Linear regression of a compositional response on external covariates can be used to identify and estimate linear evolution of CoDA. This kind of regression is easily carried out using some coordinate representation of the compositional response and conventional statistical packages. Residual analysis is also carried out in the simplex, preferably using some coordinate system. Regression techniques are easily extended to comparisons of the centers (means) of different populations (ANOVA) in a similar way as it is done in standard multivariate analysis.
6.- CoDa discriminant analysis and logistic-regression.

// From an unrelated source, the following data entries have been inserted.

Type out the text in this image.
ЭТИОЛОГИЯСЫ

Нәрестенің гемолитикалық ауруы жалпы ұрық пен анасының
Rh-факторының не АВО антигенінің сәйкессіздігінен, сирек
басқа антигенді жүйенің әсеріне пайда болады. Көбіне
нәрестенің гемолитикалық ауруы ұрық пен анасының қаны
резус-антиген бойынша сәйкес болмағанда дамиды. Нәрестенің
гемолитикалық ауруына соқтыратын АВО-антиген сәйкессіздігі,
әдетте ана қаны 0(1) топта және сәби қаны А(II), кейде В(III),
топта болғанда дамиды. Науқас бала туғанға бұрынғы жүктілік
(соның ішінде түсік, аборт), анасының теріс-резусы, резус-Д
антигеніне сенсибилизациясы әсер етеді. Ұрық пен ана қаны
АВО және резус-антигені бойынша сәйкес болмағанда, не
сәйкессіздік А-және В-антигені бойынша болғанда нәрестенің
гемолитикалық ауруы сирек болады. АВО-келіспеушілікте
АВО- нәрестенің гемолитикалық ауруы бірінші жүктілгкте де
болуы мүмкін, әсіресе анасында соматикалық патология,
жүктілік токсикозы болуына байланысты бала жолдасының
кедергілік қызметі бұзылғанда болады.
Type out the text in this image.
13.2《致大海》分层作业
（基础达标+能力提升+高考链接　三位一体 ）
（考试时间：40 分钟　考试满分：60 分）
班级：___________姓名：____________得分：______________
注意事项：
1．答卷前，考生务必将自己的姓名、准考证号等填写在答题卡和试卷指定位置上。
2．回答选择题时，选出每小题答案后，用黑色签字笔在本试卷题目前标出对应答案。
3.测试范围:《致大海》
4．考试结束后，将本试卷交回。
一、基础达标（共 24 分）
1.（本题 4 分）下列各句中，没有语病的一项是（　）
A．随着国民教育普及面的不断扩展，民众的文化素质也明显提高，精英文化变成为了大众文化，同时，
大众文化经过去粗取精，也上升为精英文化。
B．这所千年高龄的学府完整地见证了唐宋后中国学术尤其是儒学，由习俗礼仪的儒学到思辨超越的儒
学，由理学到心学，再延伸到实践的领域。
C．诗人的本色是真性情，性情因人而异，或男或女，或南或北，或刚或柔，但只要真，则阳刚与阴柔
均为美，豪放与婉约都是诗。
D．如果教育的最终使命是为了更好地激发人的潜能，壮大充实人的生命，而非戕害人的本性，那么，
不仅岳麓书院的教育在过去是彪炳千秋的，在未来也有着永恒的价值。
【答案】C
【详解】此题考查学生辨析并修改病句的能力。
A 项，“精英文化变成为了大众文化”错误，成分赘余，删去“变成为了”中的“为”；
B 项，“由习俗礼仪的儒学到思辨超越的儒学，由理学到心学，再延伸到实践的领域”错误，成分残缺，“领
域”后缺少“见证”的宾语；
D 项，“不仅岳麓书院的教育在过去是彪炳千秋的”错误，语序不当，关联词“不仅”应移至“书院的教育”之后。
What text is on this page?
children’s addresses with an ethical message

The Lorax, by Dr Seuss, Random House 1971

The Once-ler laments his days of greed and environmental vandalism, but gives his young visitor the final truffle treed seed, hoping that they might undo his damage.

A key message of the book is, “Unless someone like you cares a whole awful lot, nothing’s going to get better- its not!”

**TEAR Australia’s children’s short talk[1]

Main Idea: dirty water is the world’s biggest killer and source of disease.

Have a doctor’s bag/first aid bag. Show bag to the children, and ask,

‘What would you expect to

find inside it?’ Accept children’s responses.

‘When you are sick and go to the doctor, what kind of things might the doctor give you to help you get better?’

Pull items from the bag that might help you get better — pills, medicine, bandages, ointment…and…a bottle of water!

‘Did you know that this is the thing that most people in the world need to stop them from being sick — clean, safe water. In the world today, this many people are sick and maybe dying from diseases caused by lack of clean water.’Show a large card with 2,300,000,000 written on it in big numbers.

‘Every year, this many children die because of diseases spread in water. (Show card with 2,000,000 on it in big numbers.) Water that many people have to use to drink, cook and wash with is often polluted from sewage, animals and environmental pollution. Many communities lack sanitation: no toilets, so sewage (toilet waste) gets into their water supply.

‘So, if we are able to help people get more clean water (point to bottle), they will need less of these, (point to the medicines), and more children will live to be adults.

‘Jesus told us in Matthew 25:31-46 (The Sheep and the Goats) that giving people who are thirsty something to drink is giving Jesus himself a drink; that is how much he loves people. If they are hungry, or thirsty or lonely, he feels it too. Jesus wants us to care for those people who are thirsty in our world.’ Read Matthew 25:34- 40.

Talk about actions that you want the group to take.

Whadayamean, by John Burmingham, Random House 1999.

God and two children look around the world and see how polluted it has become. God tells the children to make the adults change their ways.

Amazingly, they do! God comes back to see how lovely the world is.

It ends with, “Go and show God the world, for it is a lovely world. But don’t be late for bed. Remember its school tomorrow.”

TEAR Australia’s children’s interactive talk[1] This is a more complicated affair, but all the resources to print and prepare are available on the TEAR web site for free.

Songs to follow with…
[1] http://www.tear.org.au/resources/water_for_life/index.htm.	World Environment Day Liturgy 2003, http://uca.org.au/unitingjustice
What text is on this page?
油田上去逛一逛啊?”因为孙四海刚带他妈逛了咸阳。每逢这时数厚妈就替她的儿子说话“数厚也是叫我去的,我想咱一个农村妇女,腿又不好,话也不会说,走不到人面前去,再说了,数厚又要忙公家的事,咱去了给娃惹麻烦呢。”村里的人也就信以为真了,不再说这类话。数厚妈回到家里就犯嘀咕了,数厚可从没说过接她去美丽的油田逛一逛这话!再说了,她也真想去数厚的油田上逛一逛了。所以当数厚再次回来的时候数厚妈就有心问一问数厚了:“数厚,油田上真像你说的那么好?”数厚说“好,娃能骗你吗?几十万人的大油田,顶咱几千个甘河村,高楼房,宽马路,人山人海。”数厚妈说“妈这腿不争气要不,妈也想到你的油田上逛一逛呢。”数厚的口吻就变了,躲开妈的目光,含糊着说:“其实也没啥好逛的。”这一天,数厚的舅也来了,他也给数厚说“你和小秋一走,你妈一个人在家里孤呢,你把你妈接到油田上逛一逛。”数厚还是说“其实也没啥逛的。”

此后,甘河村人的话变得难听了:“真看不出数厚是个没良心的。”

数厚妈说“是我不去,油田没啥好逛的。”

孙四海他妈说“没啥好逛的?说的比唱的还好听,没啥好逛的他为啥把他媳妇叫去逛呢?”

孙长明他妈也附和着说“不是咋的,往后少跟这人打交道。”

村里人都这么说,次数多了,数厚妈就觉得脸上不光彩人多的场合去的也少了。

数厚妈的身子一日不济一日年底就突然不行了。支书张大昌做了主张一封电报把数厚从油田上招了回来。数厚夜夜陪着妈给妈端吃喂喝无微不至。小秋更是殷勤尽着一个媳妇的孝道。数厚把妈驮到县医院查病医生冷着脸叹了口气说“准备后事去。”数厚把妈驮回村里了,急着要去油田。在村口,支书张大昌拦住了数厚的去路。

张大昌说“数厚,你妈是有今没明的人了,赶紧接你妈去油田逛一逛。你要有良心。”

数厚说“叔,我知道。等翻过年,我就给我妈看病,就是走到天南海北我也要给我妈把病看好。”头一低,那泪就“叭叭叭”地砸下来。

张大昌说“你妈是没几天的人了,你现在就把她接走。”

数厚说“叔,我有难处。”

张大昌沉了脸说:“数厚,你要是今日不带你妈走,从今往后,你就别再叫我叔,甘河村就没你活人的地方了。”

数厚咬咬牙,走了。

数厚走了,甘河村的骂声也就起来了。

Most multivariate statistics techniques can be used on the coordinates of CoDa, like those presented in this section. Discriminant techniques are useful when the response data are some pre-defined categories, considered a function of some continuous variables. In the case that such data form in fact a composition, then CoDa-discriminant analysis should be employed. This is formally equivalent to applying standard discriminant techniques (Fisher, linear or quadratic discrimination) to the log-ratio coordinates of the observed components. However, this subject deserves further attention, as the obtained results can be interpreted as objects on the simplex (directions of maximal separation between groups, boundary planes, ellipses, parabolas, etc.) and represented as such. Attention is finally paid to the relationship between the simplicial linear regression of section 5 and the standard multinomial logistic-regression, an alternative discrimination method.
7.- Introduction to available software.
The lab exercises are based on available software. CoDaPack-3D built as a macro library for MS-Excel, provides a easy-to-use tool for elementary exploratory analysis of CoDa. It is used in most teaching activities of the course. For more demanding statistical techniques, as discriminant or cluster analyses and logistic-regression, the package "compositions", based on the open source statistical environment R is also used.